Why This Research Matters
Modern networks face a critical trade-off: flow-based intrusion detection scales efficiently but delays threat response, while packet-level inspection offers real-time precision at higher computational costs. As cyberattacks grow more sophisticated (e.g., zero-day exploits, encrypted threats), enterprises need solutions that balance speed, accuracy, and resource efficiency.

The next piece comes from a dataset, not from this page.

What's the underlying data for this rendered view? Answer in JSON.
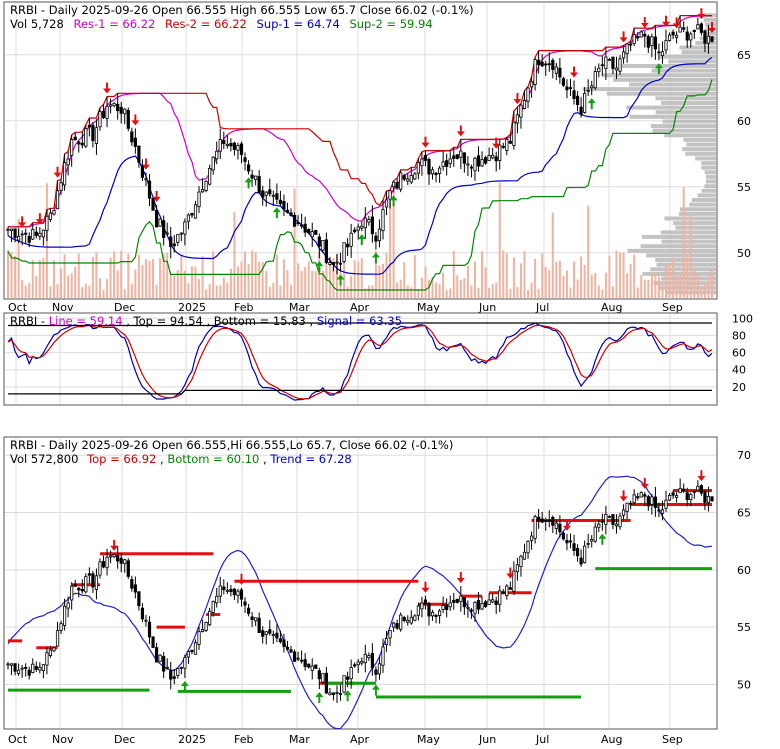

eIDPS bridges this gap by leveraging eBPF/XDP for kernel-level packet processing and machine learning for adaptive threat detection. Unlike flow-based systems, eIDPS:
✔ Prevents collateral damage: Drops only malicious packets, not entire flows, preserving legitimate traffic.
✔ Defends in real time: Identifies threats at line speed (20ns per packet), crucial for 5G/edge environments.
✔ Adapts dynamically: Secure hot updates allow ML models to evolve without kernel reboots.
With 78% of enterprises adopting hybrid networks (ENISA 2024), eIDPS provides a blueprint for next-gen cloud-native firewalls, IoT security, and zero-trust architectures.
Conference Presentation & Availability
The authors will present their findings at IEEE Cybersecurity and Resilience 2025 (August 4-6, Crete, Greece).